I read an article this week on Charles Baker entering the race for Governor against Deval Patrick here in MA.  Whatever.  But the fun part is that he’s running on a platform of not raising taxes, and trying to repeal the recent increase in the state sales tax.  I know most people think we pay too much in taxes for what we get, and that it’s not fairly spread out, and not fairly apportioned, and an unfathomable amount of it is wasted on graft, corruption, and pet projects.  Of course everyone’s idea of what those froms and tos should be is different, so it is by definition impossible to please everyone, but that’s not my point.  Nor is it who is the better candidate.

My point is that if you have a government rife with waste and misappropriation, you cannot get it to “do the right thing” (even if everyone agreed on what that is) simply by reducing taxes, any more than you could make an overweight person healthy by simply reducing their calorie count.  There has to be effort put into uncovering and fixing the waste and corruption, or the vital services will be the first to suffer.  A politician that takes money is not going to suddenly become moralistic because there’s less money coming in.  Just like the overweight person must start with lifestyle changes like more exercise and sleep, a government cleanup must start with eliminating the waste and removing those responsible for the corruption.

Of course, that’s the hard way.  But the right way that leads to lasting success often is.  Silver bullets are for dreamers and werewolves.  So don’t listen to the quick fix people.  You can’t reduce taxes without coordinated attacks on misspent money and other ways of saving money in a sustainable way.  Other “simple solutions”, like the flat tax, are very regressive and have other problems (I’m willing to do a whole post on that if the comments go that way).  No, this one will take actual thought and finger-pointing.  The sheep need to open up their eyes and become critical thinkers and informed voters.

Yeah, that’ll happen.



  1. Agreed.

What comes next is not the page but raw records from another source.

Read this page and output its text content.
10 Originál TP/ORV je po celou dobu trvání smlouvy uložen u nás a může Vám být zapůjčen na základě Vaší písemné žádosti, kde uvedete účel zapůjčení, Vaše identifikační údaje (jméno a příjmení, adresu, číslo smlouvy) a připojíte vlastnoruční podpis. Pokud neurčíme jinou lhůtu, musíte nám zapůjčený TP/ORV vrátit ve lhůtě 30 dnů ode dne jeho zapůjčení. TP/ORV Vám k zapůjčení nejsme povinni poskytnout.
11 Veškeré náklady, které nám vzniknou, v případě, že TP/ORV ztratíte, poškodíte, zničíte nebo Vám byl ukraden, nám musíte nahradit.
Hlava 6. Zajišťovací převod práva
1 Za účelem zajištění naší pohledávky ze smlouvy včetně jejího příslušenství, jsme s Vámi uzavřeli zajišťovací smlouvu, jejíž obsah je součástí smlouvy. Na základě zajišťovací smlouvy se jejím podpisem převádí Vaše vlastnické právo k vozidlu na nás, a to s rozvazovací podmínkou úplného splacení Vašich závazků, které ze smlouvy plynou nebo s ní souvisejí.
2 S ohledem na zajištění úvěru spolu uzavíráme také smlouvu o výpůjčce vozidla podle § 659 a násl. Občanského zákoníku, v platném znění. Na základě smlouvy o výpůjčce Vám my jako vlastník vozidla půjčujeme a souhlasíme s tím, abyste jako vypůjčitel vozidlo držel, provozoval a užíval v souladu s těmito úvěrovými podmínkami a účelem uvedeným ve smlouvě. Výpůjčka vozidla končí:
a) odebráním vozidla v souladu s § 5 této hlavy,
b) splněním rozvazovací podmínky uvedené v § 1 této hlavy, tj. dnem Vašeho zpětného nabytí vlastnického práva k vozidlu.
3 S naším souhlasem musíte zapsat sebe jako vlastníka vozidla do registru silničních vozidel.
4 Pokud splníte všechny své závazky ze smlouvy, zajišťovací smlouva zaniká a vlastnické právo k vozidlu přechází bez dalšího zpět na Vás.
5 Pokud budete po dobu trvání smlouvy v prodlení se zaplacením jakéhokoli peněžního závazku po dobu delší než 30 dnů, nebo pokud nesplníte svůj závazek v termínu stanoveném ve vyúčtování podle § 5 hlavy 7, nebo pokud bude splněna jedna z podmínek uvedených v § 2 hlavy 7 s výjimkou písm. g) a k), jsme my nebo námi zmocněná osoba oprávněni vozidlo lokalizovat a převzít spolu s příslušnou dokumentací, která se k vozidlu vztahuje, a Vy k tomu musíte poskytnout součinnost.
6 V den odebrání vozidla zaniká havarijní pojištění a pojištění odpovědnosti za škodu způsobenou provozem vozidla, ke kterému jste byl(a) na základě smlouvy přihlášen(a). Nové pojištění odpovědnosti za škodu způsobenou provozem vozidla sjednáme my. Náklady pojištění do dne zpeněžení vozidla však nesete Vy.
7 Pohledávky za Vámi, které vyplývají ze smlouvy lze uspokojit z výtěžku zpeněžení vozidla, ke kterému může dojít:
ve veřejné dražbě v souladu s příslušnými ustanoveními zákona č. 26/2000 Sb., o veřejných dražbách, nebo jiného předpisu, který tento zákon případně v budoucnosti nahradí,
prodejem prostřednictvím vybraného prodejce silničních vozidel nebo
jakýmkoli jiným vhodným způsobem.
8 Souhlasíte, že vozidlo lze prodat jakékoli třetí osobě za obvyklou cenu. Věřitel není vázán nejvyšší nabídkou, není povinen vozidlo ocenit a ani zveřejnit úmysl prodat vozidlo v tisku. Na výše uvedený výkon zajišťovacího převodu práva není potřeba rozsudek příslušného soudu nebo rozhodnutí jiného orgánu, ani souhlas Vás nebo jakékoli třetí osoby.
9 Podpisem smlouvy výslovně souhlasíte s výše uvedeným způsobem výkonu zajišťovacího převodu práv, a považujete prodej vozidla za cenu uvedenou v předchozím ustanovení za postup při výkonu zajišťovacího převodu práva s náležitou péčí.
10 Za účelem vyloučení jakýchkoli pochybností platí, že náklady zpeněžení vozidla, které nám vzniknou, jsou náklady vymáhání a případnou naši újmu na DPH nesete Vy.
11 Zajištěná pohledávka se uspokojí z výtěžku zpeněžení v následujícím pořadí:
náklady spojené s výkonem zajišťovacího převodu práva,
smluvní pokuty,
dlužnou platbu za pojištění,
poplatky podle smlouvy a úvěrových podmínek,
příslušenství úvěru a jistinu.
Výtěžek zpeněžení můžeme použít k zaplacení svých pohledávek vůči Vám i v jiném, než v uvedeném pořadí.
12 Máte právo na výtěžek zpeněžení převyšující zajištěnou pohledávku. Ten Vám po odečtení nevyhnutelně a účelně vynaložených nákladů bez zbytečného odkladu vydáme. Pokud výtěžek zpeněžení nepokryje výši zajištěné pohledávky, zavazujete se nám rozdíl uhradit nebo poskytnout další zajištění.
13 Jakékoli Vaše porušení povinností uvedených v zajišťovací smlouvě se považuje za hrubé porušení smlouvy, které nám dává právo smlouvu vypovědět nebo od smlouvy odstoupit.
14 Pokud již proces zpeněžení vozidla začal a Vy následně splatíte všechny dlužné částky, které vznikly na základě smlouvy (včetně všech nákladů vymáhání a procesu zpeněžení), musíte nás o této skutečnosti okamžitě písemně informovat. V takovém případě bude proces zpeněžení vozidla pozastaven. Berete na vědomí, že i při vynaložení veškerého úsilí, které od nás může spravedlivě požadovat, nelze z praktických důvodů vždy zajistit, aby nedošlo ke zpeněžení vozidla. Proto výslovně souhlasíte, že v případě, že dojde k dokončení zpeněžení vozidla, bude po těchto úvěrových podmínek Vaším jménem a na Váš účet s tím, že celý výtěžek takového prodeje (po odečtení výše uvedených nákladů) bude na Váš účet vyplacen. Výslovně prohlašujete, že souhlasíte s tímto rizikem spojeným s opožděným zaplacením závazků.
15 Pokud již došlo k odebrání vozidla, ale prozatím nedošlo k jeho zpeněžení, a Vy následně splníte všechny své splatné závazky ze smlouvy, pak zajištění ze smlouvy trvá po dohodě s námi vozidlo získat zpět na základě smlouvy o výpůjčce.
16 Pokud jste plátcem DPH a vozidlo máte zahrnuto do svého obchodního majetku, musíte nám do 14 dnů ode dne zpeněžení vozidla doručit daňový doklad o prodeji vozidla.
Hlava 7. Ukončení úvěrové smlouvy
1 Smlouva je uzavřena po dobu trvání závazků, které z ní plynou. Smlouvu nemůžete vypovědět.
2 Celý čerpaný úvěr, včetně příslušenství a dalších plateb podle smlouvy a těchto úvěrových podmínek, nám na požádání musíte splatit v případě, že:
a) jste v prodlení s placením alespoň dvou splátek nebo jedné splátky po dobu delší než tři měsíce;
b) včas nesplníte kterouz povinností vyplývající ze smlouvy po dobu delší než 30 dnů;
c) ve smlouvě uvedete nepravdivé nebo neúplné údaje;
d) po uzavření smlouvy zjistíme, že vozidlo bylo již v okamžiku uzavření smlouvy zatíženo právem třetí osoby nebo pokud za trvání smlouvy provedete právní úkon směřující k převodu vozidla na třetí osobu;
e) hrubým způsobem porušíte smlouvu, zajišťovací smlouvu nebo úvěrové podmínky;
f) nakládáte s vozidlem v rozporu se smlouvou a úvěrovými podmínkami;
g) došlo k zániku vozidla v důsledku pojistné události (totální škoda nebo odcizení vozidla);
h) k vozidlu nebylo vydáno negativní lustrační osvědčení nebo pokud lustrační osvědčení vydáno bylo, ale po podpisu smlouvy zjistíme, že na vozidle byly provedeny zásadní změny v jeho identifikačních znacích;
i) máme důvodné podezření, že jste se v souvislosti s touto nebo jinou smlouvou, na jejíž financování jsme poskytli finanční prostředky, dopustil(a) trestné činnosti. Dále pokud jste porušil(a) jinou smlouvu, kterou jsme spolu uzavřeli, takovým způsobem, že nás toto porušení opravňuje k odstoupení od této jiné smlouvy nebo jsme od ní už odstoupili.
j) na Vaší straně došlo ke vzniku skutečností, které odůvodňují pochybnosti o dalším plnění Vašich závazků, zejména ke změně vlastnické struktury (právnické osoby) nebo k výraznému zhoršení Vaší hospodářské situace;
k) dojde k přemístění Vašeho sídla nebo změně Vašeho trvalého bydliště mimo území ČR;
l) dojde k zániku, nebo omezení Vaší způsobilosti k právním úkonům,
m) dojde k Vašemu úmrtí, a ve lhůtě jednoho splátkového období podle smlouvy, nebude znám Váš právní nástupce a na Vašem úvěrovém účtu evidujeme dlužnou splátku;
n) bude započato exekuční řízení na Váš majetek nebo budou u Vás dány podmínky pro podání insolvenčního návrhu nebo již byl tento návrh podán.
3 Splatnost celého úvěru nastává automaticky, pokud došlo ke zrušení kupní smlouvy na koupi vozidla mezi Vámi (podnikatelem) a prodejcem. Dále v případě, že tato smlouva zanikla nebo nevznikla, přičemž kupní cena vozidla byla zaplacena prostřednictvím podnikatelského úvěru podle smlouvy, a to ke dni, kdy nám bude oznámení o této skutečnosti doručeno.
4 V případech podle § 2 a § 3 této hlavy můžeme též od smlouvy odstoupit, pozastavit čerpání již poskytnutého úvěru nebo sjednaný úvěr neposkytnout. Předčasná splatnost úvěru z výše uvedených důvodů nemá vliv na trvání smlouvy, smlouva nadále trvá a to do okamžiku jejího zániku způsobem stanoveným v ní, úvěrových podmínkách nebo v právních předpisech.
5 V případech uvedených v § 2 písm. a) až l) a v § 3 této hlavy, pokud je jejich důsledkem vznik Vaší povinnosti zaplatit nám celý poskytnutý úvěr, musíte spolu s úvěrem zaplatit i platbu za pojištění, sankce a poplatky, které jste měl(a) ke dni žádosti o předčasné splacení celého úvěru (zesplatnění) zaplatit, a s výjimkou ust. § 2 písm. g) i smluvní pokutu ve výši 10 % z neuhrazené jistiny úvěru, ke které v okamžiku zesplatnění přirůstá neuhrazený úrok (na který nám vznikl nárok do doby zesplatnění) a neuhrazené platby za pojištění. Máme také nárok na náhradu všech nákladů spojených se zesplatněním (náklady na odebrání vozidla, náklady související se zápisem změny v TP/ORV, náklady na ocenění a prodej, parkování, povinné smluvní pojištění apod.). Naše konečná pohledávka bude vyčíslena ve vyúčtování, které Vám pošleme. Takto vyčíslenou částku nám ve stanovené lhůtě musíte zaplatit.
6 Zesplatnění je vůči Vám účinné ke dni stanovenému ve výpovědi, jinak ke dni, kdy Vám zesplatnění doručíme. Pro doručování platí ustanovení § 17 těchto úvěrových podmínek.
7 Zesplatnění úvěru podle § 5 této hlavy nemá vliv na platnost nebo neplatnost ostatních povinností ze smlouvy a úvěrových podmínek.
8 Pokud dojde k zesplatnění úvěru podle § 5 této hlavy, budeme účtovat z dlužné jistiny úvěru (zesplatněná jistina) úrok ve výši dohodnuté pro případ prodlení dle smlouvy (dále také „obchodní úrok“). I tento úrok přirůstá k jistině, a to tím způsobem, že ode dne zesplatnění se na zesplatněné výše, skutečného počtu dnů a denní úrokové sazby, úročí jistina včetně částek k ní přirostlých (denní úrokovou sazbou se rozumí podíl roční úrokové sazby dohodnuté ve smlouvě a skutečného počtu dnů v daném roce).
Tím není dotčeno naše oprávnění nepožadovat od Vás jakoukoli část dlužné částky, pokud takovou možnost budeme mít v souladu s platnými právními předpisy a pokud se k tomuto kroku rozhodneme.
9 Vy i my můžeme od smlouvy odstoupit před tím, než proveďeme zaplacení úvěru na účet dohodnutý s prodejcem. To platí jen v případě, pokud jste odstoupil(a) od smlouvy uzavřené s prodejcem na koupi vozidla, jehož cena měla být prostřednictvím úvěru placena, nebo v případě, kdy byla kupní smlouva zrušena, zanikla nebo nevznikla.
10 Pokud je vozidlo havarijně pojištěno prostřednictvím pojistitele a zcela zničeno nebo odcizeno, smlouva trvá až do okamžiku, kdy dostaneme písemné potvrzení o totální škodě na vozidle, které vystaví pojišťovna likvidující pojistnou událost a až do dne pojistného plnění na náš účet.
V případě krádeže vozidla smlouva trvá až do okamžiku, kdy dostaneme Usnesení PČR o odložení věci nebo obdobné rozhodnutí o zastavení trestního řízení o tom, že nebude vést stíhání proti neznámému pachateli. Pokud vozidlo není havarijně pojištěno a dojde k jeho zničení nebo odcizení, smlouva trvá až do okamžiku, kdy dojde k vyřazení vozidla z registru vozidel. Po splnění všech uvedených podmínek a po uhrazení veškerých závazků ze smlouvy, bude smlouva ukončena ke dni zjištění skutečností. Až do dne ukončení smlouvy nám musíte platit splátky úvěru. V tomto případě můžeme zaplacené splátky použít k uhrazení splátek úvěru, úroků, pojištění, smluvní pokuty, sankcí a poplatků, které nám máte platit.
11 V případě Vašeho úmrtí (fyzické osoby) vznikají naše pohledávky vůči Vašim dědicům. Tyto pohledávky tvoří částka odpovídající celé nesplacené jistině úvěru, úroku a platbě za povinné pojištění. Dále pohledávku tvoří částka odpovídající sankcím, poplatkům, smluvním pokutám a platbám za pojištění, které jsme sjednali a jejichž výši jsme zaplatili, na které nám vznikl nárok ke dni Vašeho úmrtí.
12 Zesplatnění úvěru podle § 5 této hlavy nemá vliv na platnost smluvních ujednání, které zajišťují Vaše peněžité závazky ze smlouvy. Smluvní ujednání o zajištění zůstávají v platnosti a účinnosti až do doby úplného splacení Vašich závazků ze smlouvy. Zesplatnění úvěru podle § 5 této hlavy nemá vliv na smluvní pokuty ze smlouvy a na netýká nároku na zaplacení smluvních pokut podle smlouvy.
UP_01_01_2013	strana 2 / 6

Spending is the issue, not taxes. And frankly, if you just threw a dart at government spending and then slashed whatever the dart hit, you’d probably be doing some good (even if the dart hit something like “police” or “schools”).

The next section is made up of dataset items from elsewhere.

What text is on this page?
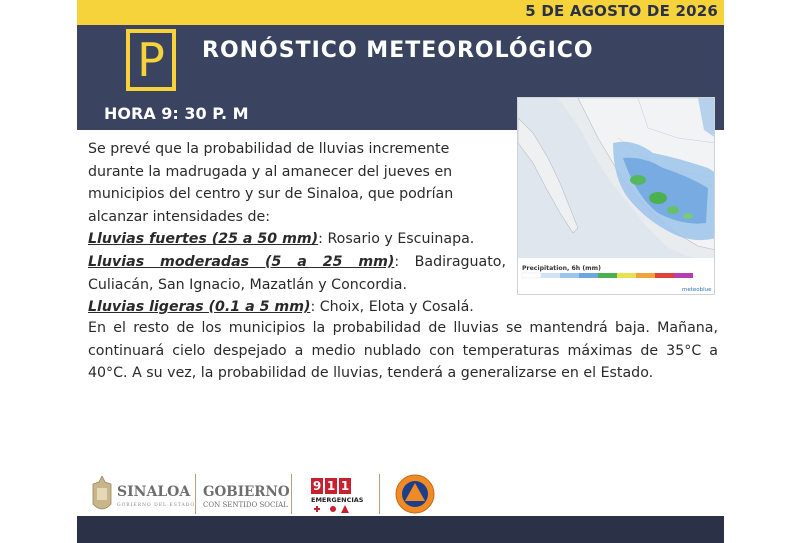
5 DE AGOSTO DE 2026
P	RONÓSTICO METEOROLÓGICO
HORA 9: 30 P. M
Precipitation, 6h (mm)
meteoblue
Se prevé que la probabilidad de lluvias incremente
durante la madrugada y al amanecer del jueves en
municipios del centro y sur de Sinaloa, que podrían
alcanzar intensidades de:
Lluvias fuertes (25 a 50 mm): Rosario y Escuinapa.
Lluvias moderadas (5 a 25 mm): Badiraguato,
Culiacán, San Ignacio, Mazatlán y Concordia.
Lluvias ligeras (0.1 a 5 mm): Choix, Elota y Cosalá.
En el resto de los municipios la probabilidad de lluvias se mantendrá baja. Mañana, continuará cielo despejado a medio nublado con temperaturas máximas de 35°C a 40°C. A su vez, la probabilidad de lluvias, tenderá a generalizarse en el Estado.
SINALOA
GOBIERNO DEL ESTADO
GOBIERNO
CON SENTIDO SOCIAL
9 1 1
EMERGENCIAS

    But politicians will never cut the right things, even if we all agreed on what those were. In fact, if we all agreed perfectly on exactly what we wanted government to spend money on, that would make it perfectly simply for the politicians: They’d spend all our money on what they wanted, and then claim they didn’t have enough money left over for our stuff.

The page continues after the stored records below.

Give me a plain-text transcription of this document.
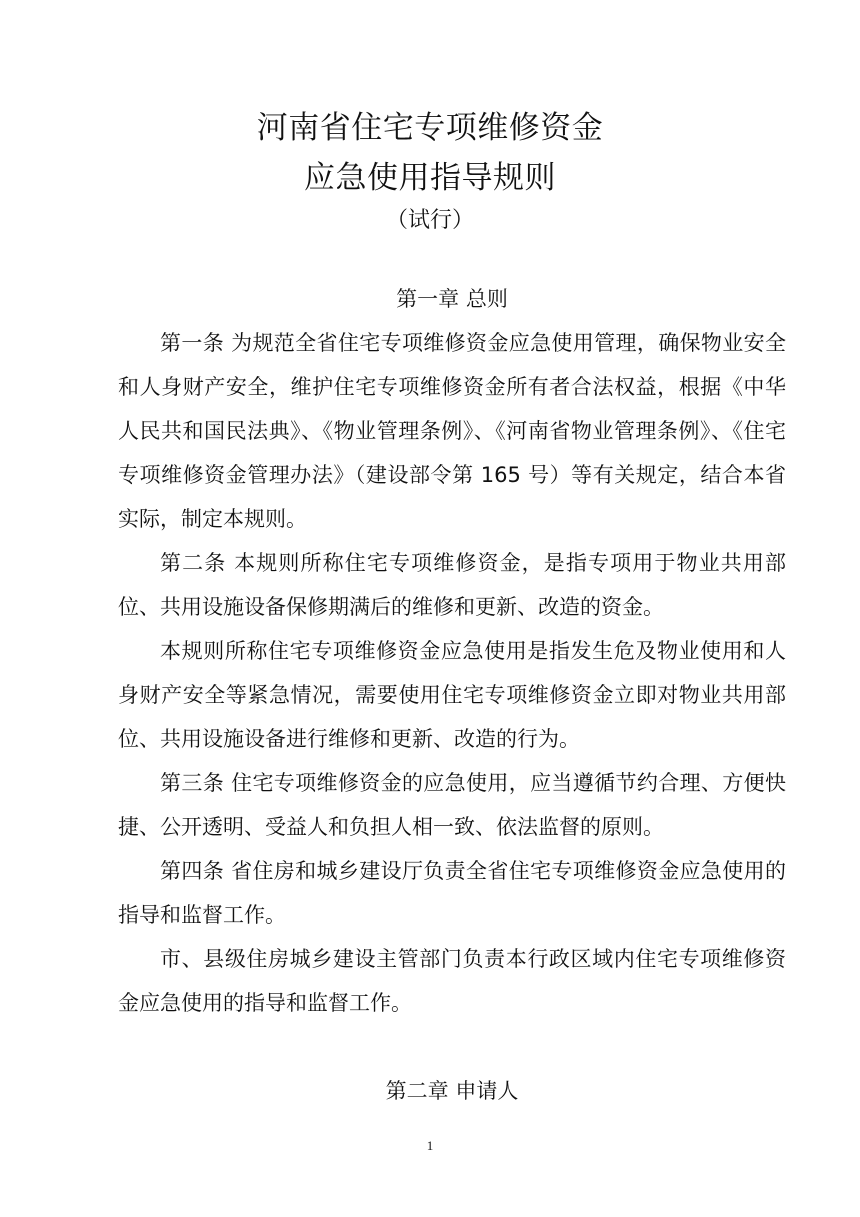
河南省住宅专项维修资金
应急使用指导规则
（试行）

第一章 总则

第一条 为规范全省住宅专项维修资金应急使用管理，确保物业安全和人身财产安全，维护住宅专项维修资金所有者合法权益，根据《中华人民共和国民法典》、《物业管理条例》、《河南省物业管理条例》、《住宅专项维修资金管理办法》（建设部令第 165 号）等有关规定，结合本省实际，制定本规则。

第二条 本规则所称住宅专项维修资金，是指专项用于物业共用部位、共用设施设备保修期满后的维修和更新、改造的资金。

本规则所称住宅专项维修资金应急使用是指发生危及物业使用和人身财产安全等紧急情况，需要使用住宅专项维修资金立即对物业共用部位、共用设施设备进行维修和更新、改造的行为。

第三条 住宅专项维修资金的应急使用，应当遵循节约合理、方便快捷、公开透明、受益人和负担人相一致、依法监督的原则。

第四条 省住房和城乡建设厅负责全省住宅专项维修资金应急使用的指导和监督工作。

市、县级住房城乡建设主管部门负责本行政区域内住宅专项维修资金应急使用的指导和监督工作。

第二章 申请人

1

    And they would get away with it, too.

    When I lived back in Walpole, the town council begged the voters to approve a tax increase so that they could afford to renovate the high school. Now, the high school did need to be renovated. But if you looked at the budget, you’d see that there was plenty of money for the school, but they were spending it all on special interests, projects that should have had a lower priority than the schools. It was the equivalent of spending all your income throwing giant, catered parties for your friends, and then going to the welfare office, complaining that you didn’t have enough money to make the rent. But they knew that the voters would never deny them the money to maintain the schools, because practically everybody agreed that schools were a top priority. The tax hike went through without a hitch.